UNA COSTUMBRE HORRENDA


¡Perdóname! Ya sé que tu nombre es Brígida; pero si te he llamado Comi, no ha sido con mala intención, sino con toda la ternura del mundo.
Supongo que no descubro ningún secreto si te digo que en el pueblo te apodan la Comillas; y también doy por sentado que conoces el porqué. A ti se te pega con mucha facilidad cualquier latiguillo que se ponga de moda, y eres muy dada a gesticular. Y ya sé que estas dos características resultan muy prácticas para darse a entender; pero convendrás conmigo en que muy elegantes no parecen.
Cuando hace un tiempo se empezó a estilar ese horrible gesto de doblar los dedos índice y cordial de las dos manos para expresar que la palabra que se estaba pronunciando tenía un sentido especial, sabía que tú lo adoptarías enseguida.

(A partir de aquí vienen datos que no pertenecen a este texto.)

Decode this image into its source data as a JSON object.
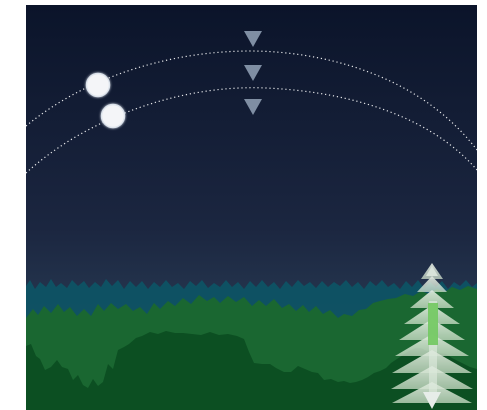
{
  "scene": {
    "name": "night-forest-sun-path-illustration",
    "sky": {
      "top_color": "#0B142A",
      "mid_color": "#1B2640",
      "horizon_color": "#324A61"
    },
    "paths": {
      "color": "#FFFFFF",
      "style": "dotted",
      "count": 2
    },
    "markers": {
      "color": "#7F8EA3",
      "count": 3,
      "shape": "triangle-down"
    },
    "bodies": [
      {
        "name": "moon-upper",
        "color": "#F4F5F8"
      },
      {
        "name": "moon-lower",
        "color": "#F4F5F8"
      }
    ],
    "layers": [
      {
        "name": "distant-teal-ridge",
        "color": "#0E5364"
      },
      {
        "name": "mid-green-forest",
        "color": "#1A6731"
      },
      {
        "name": "front-dark-forest",
        "color": "#0C4F22"
      }
    ],
    "tree": {
      "name": "pine-tree",
      "color": "#EAF1E5",
      "accent": "#7FD46A"
    }
  }
}
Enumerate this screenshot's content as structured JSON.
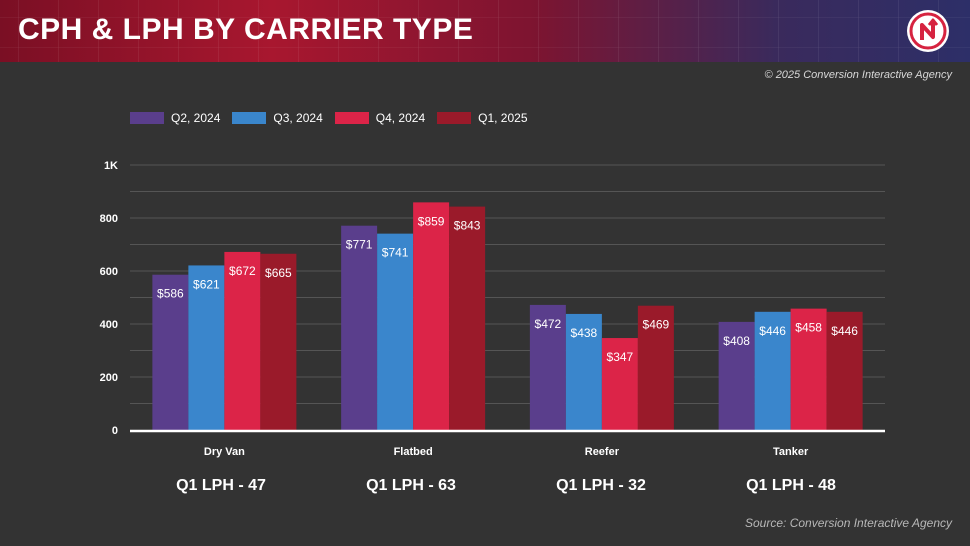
{
  "header": {
    "title": "CPH & LPH BY CARRIER TYPE"
  },
  "copyright": "© 2025 Conversion Interactive Agency",
  "source": "Source: Conversion Interactive Agency",
  "chart_data": {
    "type": "bar",
    "title": "",
    "xlabel": "",
    "ylabel": "",
    "categories": [
      "Dry Van",
      "Flatbed",
      "Reefer",
      "Tanker"
    ],
    "ylim": [
      0,
      1000
    ],
    "yticks": [
      0,
      200,
      400,
      600,
      800,
      1000
    ],
    "ytick_labels": [
      "0",
      "200",
      "400",
      "600",
      "800",
      "1K"
    ],
    "grid": true,
    "legend_position": "top-left",
    "series": [
      {
        "name": "Q2, 2024",
        "color": "#5a3e8c",
        "values": [
          586,
          771,
          472,
          408
        ],
        "labels": [
          "$586",
          "$771",
          "$472",
          "$408"
        ]
      },
      {
        "name": "Q3, 2024",
        "color": "#3a86cc",
        "values": [
          621,
          741,
          438,
          446
        ],
        "labels": [
          "$621",
          "$741",
          "$438",
          "$446"
        ]
      },
      {
        "name": "Q4, 2024",
        "color": "#dc2448",
        "values": [
          672,
          859,
          347,
          458
        ],
        "labels": [
          "$672",
          "$859",
          "$347",
          "$458"
        ]
      },
      {
        "name": "Q1, 2025",
        "color": "#9a1a2a",
        "values": [
          665,
          843,
          469,
          446
        ],
        "labels": [
          "$665",
          "$843",
          "$469",
          "$446"
        ]
      }
    ],
    "annotations": [
      "Q1 LPH - 47",
      "Q1 LPH - 63",
      "Q1 LPH - 32",
      "Q1 LPH - 48"
    ]
  }
}
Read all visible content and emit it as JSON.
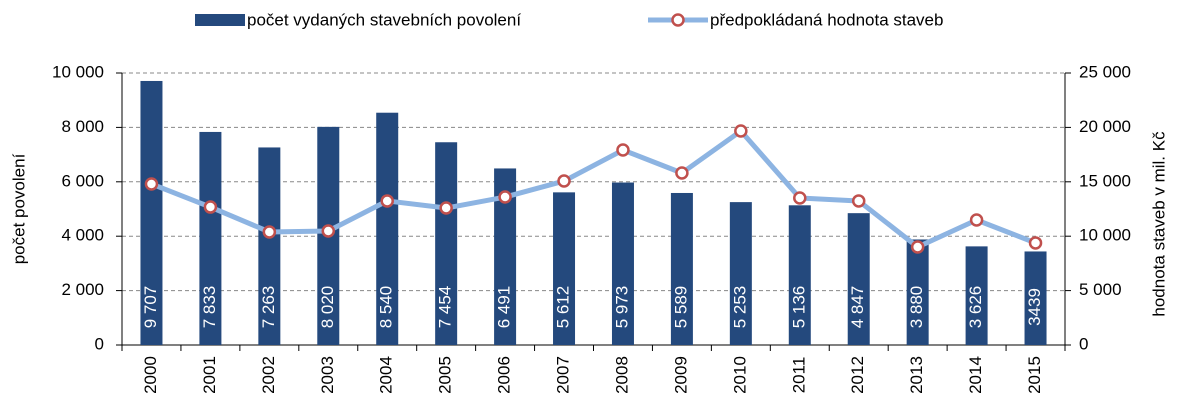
{
  "chart_data": {
    "type": "combo",
    "categories": [
      "2000",
      "2001",
      "2002",
      "2003",
      "2004",
      "2005",
      "2006",
      "2007",
      "2008",
      "2009",
      "2010",
      "2011",
      "2012",
      "2013",
      "2014",
      "2015"
    ],
    "series": [
      {
        "name": "počet vydaných stavebních povolení",
        "type": "bar",
        "color": "#24497d",
        "values": [
          9707,
          7833,
          7263,
          8020,
          8540,
          7454,
          6491,
          5612,
          5973,
          5589,
          5253,
          5136,
          4847,
          3880,
          3626,
          3439
        ],
        "value_labels": [
          "9 707",
          "7 833",
          "7 263",
          "8 020",
          "8 540",
          "7 454",
          "6 491",
          "5 612",
          "5 973",
          "5 589",
          "5 253",
          "5 136",
          "4 847",
          "3 880",
          "3 626",
          "3439"
        ]
      },
      {
        "name": "předpokládaná hodnota staveb",
        "type": "line",
        "axis": "y2",
        "color": "#8db4e2",
        "marker_color": "#c0504d",
        "values": [
          14800,
          12680,
          10390,
          10480,
          13240,
          12590,
          13600,
          15070,
          17920,
          15810,
          19670,
          13510,
          13240,
          9010,
          11490,
          9380
        ]
      }
    ],
    "ylabel": "počet povolení",
    "y2label": "hodnota staveb v mil. Kč",
    "ylim": [
      0,
      10000
    ],
    "yticks": [
      0,
      {
        "value": 2000,
        "label": "2 000"
      },
      {
        "value": 4000,
        "label": "4 000"
      },
      {
        "value": 6000,
        "label": "6 000"
      },
      {
        "value": 8000,
        "label": "8 000"
      },
      {
        "value": 10000,
        "label": "10 000"
      }
    ],
    "y2lim": [
      0,
      25000
    ],
    "y2ticks": [
      0,
      {
        "value": 5000,
        "label": "5 000"
      },
      {
        "value": 10000,
        "label": "10 000"
      },
      {
        "value": 15000,
        "label": "15 000"
      },
      {
        "value": 20000,
        "label": "20 000"
      },
      {
        "value": 25000,
        "label": "25 000"
      }
    ],
    "grid": true,
    "legend": "top"
  }
}
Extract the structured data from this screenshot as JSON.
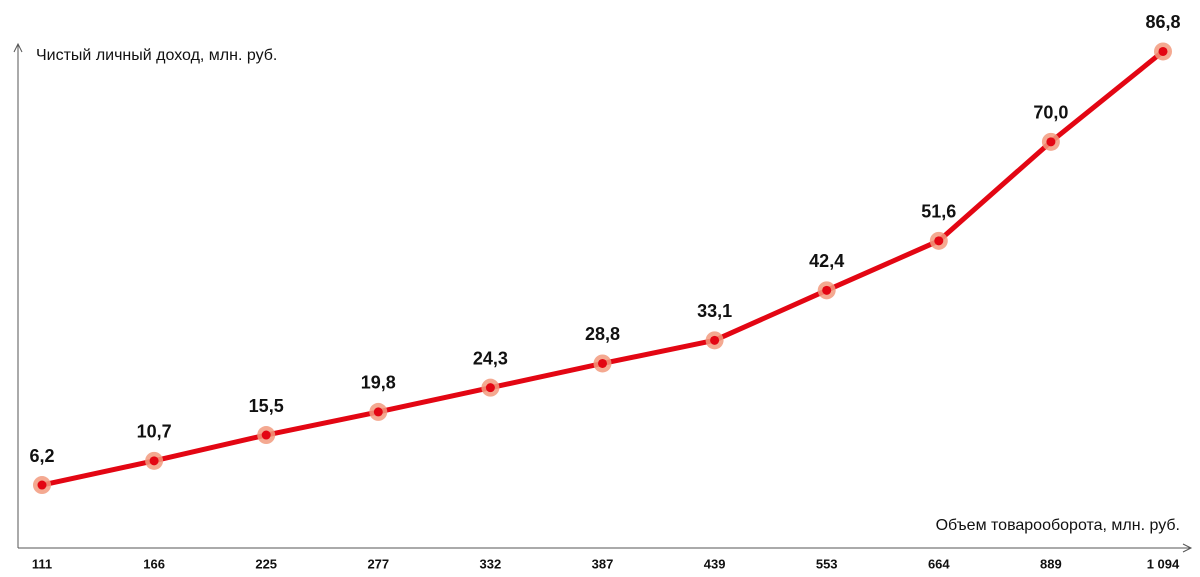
{
  "chart_data": {
    "type": "line",
    "y_label": "Чистый личный доход, млн. руб.",
    "x_label": "Объем товарооборота, млн. руб.",
    "categories": [
      "111",
      "166",
      "225",
      "277",
      "332",
      "387",
      "439",
      "553",
      "664",
      "889",
      "1 094"
    ],
    "values": [
      6.2,
      10.7,
      15.5,
      19.8,
      24.3,
      28.8,
      33.1,
      42.4,
      51.6,
      70.0,
      86.8
    ],
    "value_labels": [
      "6,2",
      "10,7",
      "15,5",
      "19,8",
      "24,3",
      "28,8",
      "33,1",
      "42,4",
      "51,6",
      "70,0",
      "86,8"
    ],
    "color": "#e30613",
    "marker_color": "#f29a7e",
    "ylim": [
      -5.5,
      88
    ]
  }
}
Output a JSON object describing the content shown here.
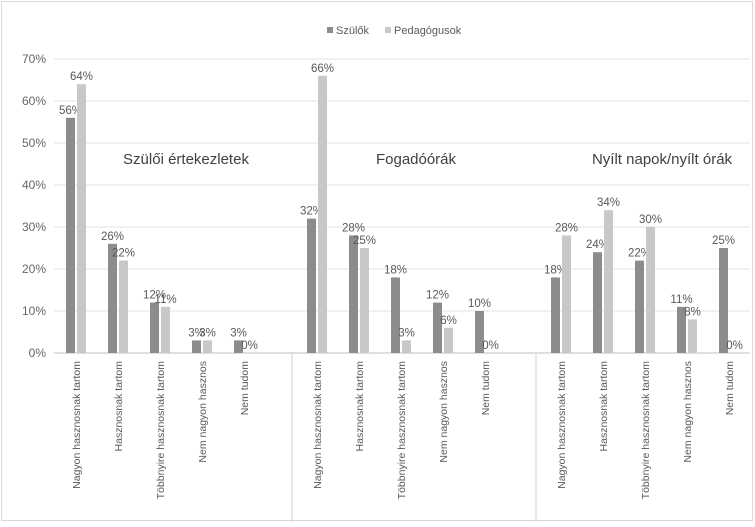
{
  "chart_data": {
    "type": "bar",
    "ylim": [
      0,
      70
    ],
    "yticks": [
      "0%",
      "10%",
      "20%",
      "30%",
      "40%",
      "50%",
      "60%",
      "70%"
    ],
    "legend_position": "top-center",
    "colors": {
      "Szülők": "#8c8c8c",
      "Pedagógusok": "#c8c8c8"
    },
    "series_names": [
      "Szülők",
      "Pedagógusok"
    ],
    "groups": [
      {
        "title": "Szülői értekezletek",
        "categories": [
          "Nagyon hasznosnak tartom",
          "Hasznosnak tartom",
          "Többnyire hasznosnak tartom",
          "Nem nagyon hasznos",
          "Nem tudom"
        ],
        "series": [
          {
            "name": "Szülők",
            "values": [
              56,
              26,
              12,
              3,
              3
            ]
          },
          {
            "name": "Pedagógusok",
            "values": [
              64,
              22,
              11,
              3,
              0
            ]
          }
        ]
      },
      {
        "title": "Fogadóórák",
        "categories": [
          "Nagyon hasznosnak tartom",
          "Hasznosnak tartom",
          "Többnyire hasznosnak tartom",
          "Nem nagyon hasznos",
          "Nem tudom"
        ],
        "series": [
          {
            "name": "Szülők",
            "values": [
              32,
              28,
              18,
              12,
              10
            ]
          },
          {
            "name": "Pedagógusok",
            "values": [
              66,
              25,
              3,
              6,
              0
            ]
          }
        ]
      },
      {
        "title": "Nyílt napok/nyílt órák",
        "categories": [
          "Nagyon hasznosnak tartom",
          "Hasznosnak tartom",
          "Többnyire hasznosnak tartom",
          "Nem nagyon hasznos",
          "Nem tudom"
        ],
        "series": [
          {
            "name": "Szülők",
            "values": [
              18,
              24,
              22,
              11,
              25
            ]
          },
          {
            "name": "Pedagógusok",
            "values": [
              28,
              34,
              30,
              8,
              0
            ]
          }
        ]
      }
    ]
  }
}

Y lo hiciste con tanto entusiasmo que, en la fecha presente, es imposible imaginarte sin las palmas a uno y otro lado de la cara, mientras abres y cierras los apendices señalados.
Tendrías que grabarte y contemplarte en acción. Seguro que si advirtieras el efecto que causas, no caerías más en ese vicio.

CUANDO ME FALTA EL ÁNIMO

A veces siento el impulso de salir a la calle e ir aquí o allí; pero enseguida recuerdo que estamos a merced de un virus cabrón; y que, por lo tanto, vivimos en cautiverio. El condenado acecha fuera, y a mí me pesa cada día más esta existencia condicionada. El deseo de volar se presenta a deshoras; y si en el momento que viene no lo puedo realizar, me siento frustrada.
Me horrorizan las imágenes que vi el otro día en televisión. Esos chalecos que ejercen como controladores; y que, al llevarlos puestos, pitan histéricos cuando se rompe la distancia de seguridad. ¡Vamos a ser como los coches con alarma! Sé que están hechos para proteger, pero al pensar en ellos me siento abatida. Y me vencen las noticias referentes a los programas informáticos que nos ampararán, pero también nos gobernarán...
¡Cómo anhelo la libertad de antes! En ocasiones tengo la sensación de que esta situación no va a acabar nunca; pero luego recapacito y me digo que es la hora del sacrificio. Que tenemos que renunciar temporalmente a muchas cosas para conseguir otra mejor; que es en estas situaciones donde tenemos que dar lo mejor de nosotros mismos; que todo va a pasar pronto...

ALJOFIFAR

Cuando un filatélico encuentra el sello que andaba buscando, lo embarga una emoción única y de imposible comprensión para un desapasionado en la materia. Lo mismo le ocurre a un entomólogo en el momento en que se halla ante la mariposa de la que está enamorado; o a un gemólogo al dar con la piedra de su vida.
Y algo idéntico experimentó Paulina nada más ver en el diccionario la palabra “aljofifar”. En el instante en que la descubrió, supo que ésa era la voz que había estado buscando, el vocablo de sus sueños.
Y es que, desde que le había oído decir a una vejeriega que tenía que “jocifar” el suelo de su casa, había intuido que tenía que existir un término bellísimo del que proviniera dicho localismo.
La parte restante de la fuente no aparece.